There was an incident in 2003 at the Davis Bessie nuclear power plant in Ohio which involved an engineer accessing the plants computers from his laptop through a virtual private network connection (VPN) from his home. When he connected his laptop to a nuclear power plant's computers, a computer worm that had infected his laptop, uploaded itself and caused a critical safety system to overload and shutdown. This is a concrete example of the possibility that a cyber attack on a nuclear power plant could compromise critical safety systems that could lead to a serious accident at the plant. In 2006, a computer at Browns Ferry nuclear power plant in Alabama overloaded and nearly caused a meltdown.
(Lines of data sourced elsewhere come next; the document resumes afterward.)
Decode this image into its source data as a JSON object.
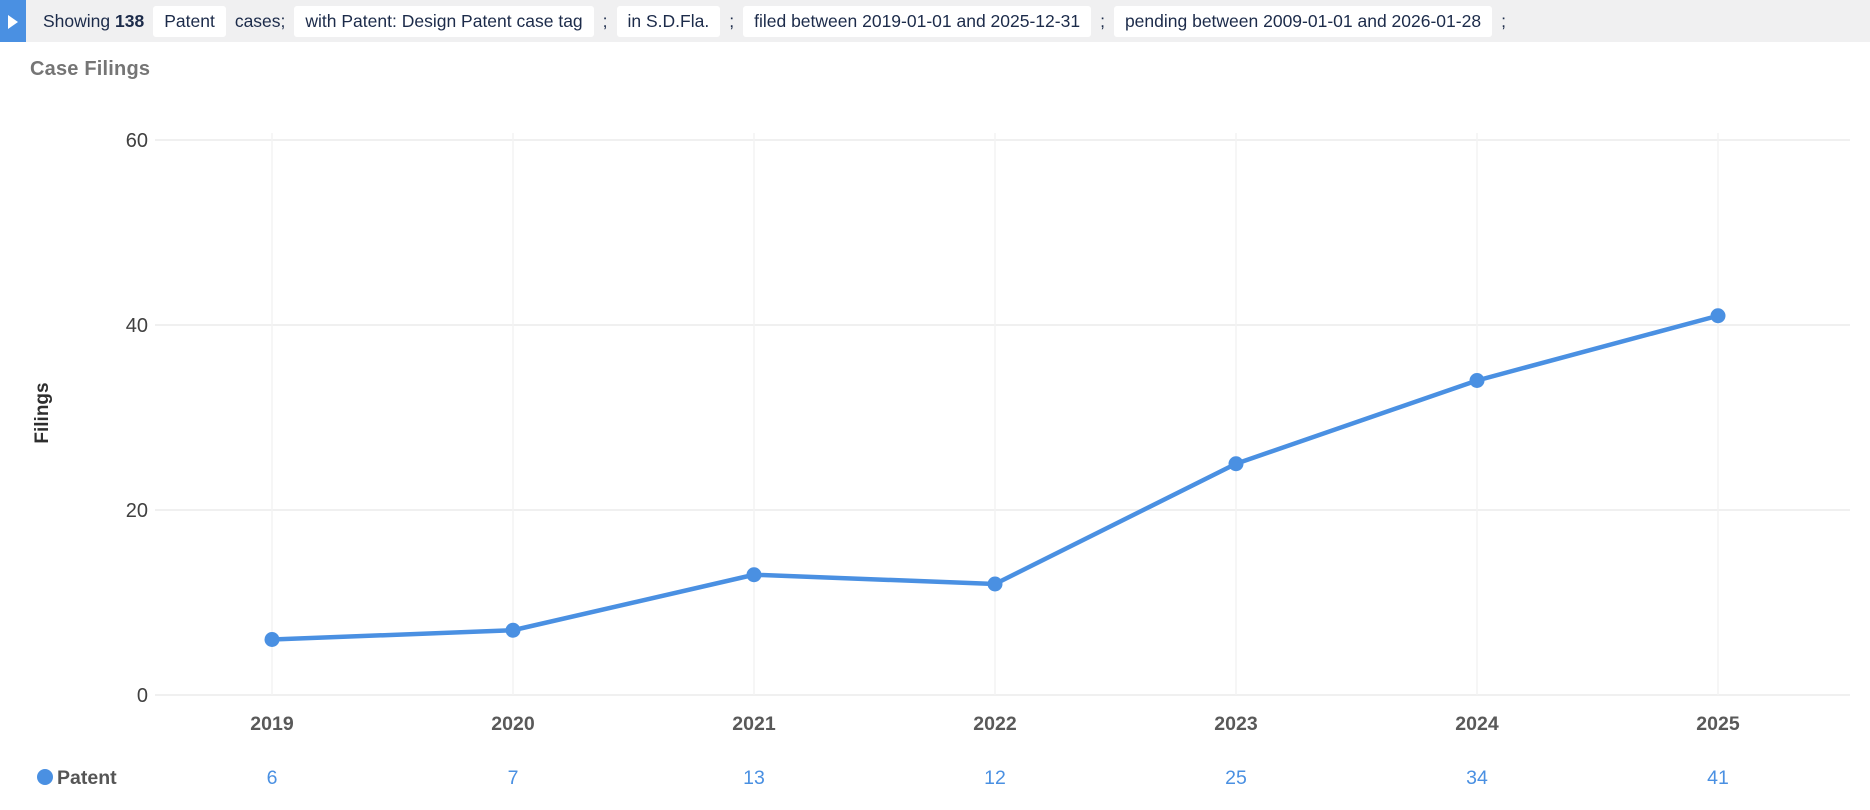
{
  "filter_bar": {
    "showing_label": "Showing",
    "count": "138",
    "case_type_chip": "Patent",
    "cases_separator": "cases;",
    "semicolon": ";",
    "chips": [
      "with Patent: Design Patent case tag",
      "in S.D.Fla.",
      "filed between 2019-01-01 and 2025-12-31",
      "pending between 2009-01-01 and 2026-01-28"
    ]
  },
  "icons": {
    "filter_toggle": "right-triangle-icon",
    "legend_marker": "circle-icon"
  },
  "colors": {
    "accent_blue": "#4a90e2",
    "toggle_button_blue": "#4a90e2",
    "filter_bar_bg": "#f0f0f1",
    "chip_bg": "#ffffff",
    "filter_text": "#1c2b4a",
    "grid": "#f0f0f0",
    "vertical_grid": "#f3f3f3",
    "axis_label_gray": "#595959",
    "tick_label_gray": "#404040",
    "title_gray": "#757575",
    "legend_label_gray": "#555555"
  },
  "chart_data": {
    "type": "line",
    "title": "Case Filings",
    "xlabel": "",
    "ylabel": "Filings",
    "categories": [
      "2019",
      "2020",
      "2021",
      "2022",
      "2023",
      "2024",
      "2025"
    ],
    "series": [
      {
        "name": "Patent",
        "values": [
          6,
          7,
          13,
          12,
          25,
          34,
          41
        ]
      }
    ],
    "ylim": [
      0,
      60
    ],
    "yticks": [
      0,
      20,
      40,
      60
    ],
    "grid": true,
    "legend_position": "bottom",
    "legend_shows_values": true
  }
}
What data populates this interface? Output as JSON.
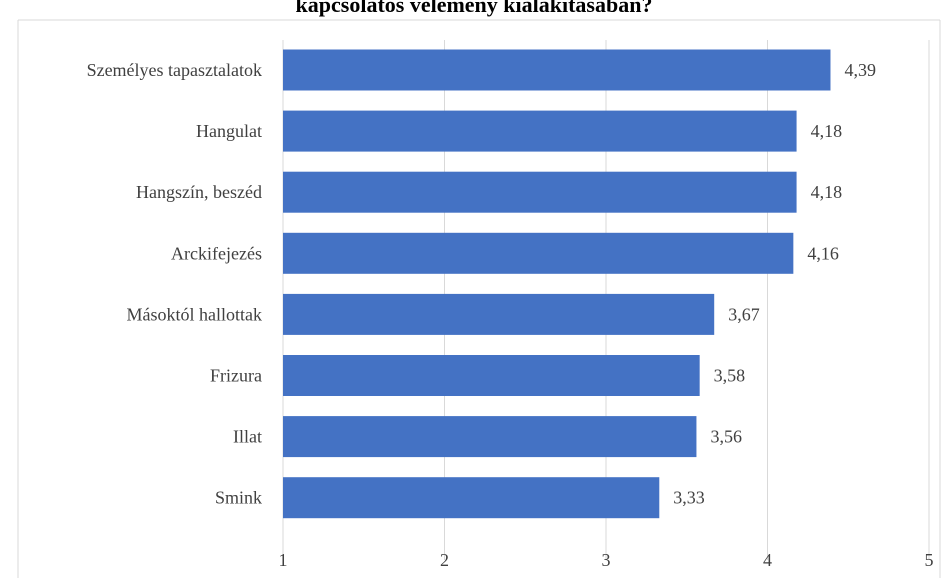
{
  "chart_data": {
    "type": "bar",
    "orientation": "horizontal",
    "title": "kapcsolatos vélemény kialakításában?",
    "categories": [
      "Személyes tapasztalatok",
      "Hangulat",
      "Hangszín, beszéd",
      "Arckifejezés",
      "Másoktól hallottak",
      "Frizura",
      "Illat",
      "Smink"
    ],
    "values": [
      4.39,
      4.18,
      4.18,
      4.16,
      3.67,
      3.58,
      3.56,
      3.33
    ],
    "value_labels": [
      "4,39",
      "4,18",
      "4,18",
      "4,16",
      "3,67",
      "3,58",
      "3,56",
      "3,33"
    ],
    "xlim": [
      1,
      5
    ],
    "ticks": [
      "1",
      "2",
      "3",
      "4",
      "5"
    ],
    "grid": "vertical",
    "bar_color": "#4472c4",
    "grid_color": "#d9d9d9",
    "text_color": "#404040"
  }
}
In 2008, a contractor uploaded a routine patch update to the control system of the Hatch nuclear power plant in Georgia which triggered a shutdown of the reactor.
In addition to cyber attacks from viruses there are also dangers from inadequate password protection for the control computers. Some have no passwords and other have default passwords like "1234". This means that someone could easily log into a control computer and cause mischief with plant operations that could lead to serious accidents.
After the recent terrorist attack in Paris, there was evidence that the same group was planning on infiltrating a nuclear facility in Belgium. A guard had his identification stolen. There were Belgians involved with the terrorists who had nuclear training and could have caused serious problems if they gotten into the plant and accessed the control computers.
Another problem is that companies that own and operate nuclear facilities are opening more remote access portals into plant control computers in order to collect data on plant operations for the purpose of operational analysis and increasing efficiency. These portals could be used by cyber terrorists.
Computer and nuclear contracted technicians often bring their own computers into a nuclear power plant in order to carry out their tasks. Any of these external computers could be infected and could introduce dangerous viruses into the control computers. Such external computers are routinely connected to the plants computer and left unattended overnight.
Yukiya Amano, the Director of the International Atomic Energy Agency just announced the attack. Amano said, "This is not an imaginary risk. The issue of cyber-attacks on nuclear-related facilities or activities should be taken very seriously. We never know if we know everything or if it's the tip of the iceberg."
Of all public infrastructure, nuclear power plants are some of the most dangerous and most vulnerable. Cyber security must be taken seriously and enhanced before an attack endangers millions of Americans.